The unanimous passage of H.R. 2749 in the House during July 2009 signaled federal legislators’ resolve to tackle comprehensive reform. The bill, which is pending vote in the Senate, would require food companies and importers to register facilities under a fee-based system, conduct hazard analyses, implement written food-safety plans that detail preventive measures and corrective actions, and provide FDA greater access to food-safety records and test results. Importers would need to verify that foreign facilities comply with U.S. food-safety standards, and FDA is charged with creating such a program, as well as a laboratory accreditation program for imported food testing.
FDA would also inspect food-processing plants once every four years, and those identified as high-risk would be inspected annually. The bill also empowers the agency with mandatory recall authority and the ability to assess fees or civil penalties for noncompliance. FDA would also be required to institute science-based regulatory standards to prevent or mitigate contamination in food production, and to create a national tracing system to detect and resolve contamination events early and quickly.
The companion Senate bill, S. 510, passed in committee in Nov. 2009 and pending full Senate vote, closely mirrors—but is less prescriptive than—its House counterpart in areas such as certification, traceability and circumstances under which civil fines and reinspection and recall fees are assessed. In addition to similar provisions that increase the frequency of food-plant inspections and strengthen FDA’s authority to order recalls and detain unsafe food at ports of entry, S. 510 would require FDA to set new science-based standards for fresh fruits and vegetables and would require the creation of a qualified importer program that expedites entry of goods from foreign suppliers who have achieved food-safety certification.

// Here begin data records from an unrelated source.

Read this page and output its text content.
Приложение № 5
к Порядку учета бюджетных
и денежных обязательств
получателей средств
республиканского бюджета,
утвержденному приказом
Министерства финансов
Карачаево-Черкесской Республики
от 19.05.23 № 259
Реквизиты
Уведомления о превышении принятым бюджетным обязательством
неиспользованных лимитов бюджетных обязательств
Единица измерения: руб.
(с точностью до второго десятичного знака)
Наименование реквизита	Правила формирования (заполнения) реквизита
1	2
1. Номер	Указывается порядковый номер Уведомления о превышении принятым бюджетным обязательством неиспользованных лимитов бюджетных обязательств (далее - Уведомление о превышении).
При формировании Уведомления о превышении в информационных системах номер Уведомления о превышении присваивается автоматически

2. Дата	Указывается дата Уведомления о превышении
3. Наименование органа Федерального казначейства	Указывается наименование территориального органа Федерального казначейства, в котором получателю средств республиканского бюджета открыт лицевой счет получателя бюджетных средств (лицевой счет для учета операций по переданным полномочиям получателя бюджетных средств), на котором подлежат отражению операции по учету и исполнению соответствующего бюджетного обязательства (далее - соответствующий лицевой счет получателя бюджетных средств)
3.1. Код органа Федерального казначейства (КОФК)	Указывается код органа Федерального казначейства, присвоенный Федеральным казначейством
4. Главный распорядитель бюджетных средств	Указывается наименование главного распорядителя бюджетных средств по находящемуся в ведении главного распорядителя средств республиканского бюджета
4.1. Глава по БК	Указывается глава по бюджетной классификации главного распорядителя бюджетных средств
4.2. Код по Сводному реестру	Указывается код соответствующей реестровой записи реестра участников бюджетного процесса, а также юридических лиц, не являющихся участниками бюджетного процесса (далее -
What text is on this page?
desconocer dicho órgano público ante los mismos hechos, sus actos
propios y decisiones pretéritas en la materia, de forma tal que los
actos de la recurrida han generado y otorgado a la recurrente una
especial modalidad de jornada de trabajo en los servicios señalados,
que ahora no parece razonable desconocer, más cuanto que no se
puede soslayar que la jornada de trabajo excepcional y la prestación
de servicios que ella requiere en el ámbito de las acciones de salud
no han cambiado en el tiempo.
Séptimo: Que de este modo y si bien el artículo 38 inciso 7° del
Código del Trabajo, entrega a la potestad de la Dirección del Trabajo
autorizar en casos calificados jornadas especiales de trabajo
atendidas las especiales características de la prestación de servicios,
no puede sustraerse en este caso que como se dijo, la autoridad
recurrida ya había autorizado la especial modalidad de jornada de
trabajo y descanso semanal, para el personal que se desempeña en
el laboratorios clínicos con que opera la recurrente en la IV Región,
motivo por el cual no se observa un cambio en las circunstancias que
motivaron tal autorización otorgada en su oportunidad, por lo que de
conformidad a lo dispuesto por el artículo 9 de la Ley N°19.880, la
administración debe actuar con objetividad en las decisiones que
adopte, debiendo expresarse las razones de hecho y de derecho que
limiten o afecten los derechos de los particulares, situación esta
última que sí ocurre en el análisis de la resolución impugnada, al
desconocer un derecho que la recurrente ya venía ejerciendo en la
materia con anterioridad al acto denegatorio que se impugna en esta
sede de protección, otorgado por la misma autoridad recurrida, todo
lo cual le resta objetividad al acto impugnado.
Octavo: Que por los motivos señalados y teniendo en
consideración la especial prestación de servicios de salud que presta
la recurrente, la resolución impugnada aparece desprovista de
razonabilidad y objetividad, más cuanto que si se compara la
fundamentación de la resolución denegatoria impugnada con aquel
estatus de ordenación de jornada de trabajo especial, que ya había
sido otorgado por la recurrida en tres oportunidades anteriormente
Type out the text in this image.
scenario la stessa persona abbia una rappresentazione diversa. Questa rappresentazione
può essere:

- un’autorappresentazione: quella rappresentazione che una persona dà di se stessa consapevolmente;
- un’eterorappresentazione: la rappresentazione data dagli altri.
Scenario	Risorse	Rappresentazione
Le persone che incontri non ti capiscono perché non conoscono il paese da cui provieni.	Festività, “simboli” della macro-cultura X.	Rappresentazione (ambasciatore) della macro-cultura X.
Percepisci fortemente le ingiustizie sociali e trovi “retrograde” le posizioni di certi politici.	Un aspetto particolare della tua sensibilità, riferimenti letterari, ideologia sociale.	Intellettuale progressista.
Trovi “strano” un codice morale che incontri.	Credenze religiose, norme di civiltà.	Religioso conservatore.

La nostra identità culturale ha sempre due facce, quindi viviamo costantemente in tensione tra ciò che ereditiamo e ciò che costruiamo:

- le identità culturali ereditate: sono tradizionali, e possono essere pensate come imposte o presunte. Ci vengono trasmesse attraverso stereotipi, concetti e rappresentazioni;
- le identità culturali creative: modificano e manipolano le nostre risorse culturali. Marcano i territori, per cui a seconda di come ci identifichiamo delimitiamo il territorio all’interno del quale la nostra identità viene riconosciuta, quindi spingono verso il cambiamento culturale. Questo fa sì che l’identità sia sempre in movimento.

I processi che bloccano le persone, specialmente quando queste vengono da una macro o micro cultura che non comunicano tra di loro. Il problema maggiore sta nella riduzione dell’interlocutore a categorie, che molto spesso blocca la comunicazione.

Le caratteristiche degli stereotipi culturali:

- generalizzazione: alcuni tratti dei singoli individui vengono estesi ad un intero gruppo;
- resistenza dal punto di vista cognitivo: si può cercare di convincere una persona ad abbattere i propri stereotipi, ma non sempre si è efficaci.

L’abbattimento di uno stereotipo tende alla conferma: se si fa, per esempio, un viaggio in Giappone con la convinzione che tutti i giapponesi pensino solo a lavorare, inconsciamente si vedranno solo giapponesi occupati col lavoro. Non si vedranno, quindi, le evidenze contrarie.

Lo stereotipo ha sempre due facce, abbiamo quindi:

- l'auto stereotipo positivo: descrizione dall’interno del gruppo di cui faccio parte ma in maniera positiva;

“Neither bill represents a one-size-fits-all approach,” Hall says. “For example, while both focus on traceability, the House bill would require the development of a regulatory-mandated tracing system, whereas the Senate opts to establish a pilot program to assess how we can improve traceability methods for processed foods while mandating regulation for tracing fresh produce. These kinds of differences will need to be resolved before we will know the real impact on industry in terms of new protocols or systems to be implemented.”
PROACTIVE PREPARATION
Regardless of the specific provisions in the final version of any food-safety legislation, say industry experts, there are some general concepts that the food industry can expect to see mandated in some form. Written food-safety plans will be one of them, says Robert E. Brackett, Ph.D., senior vice president and chief science and regulatory affairs officer, Grocery Manufacturers Association (GMA), Washington, D.C., and former director of FDA’s Center for Food Safety and Applied Nutrition. “Developing and writing a food-safety plan is going to be a new way of thinking for the food companies that don’t have them or may have inadequate plans. These prevention-focused food-safety programs, of which HACCP is best known, will need to spell out the justifications for what companies are doing and why they are doing it to prevent adulterated product from getting out the door in the first place.”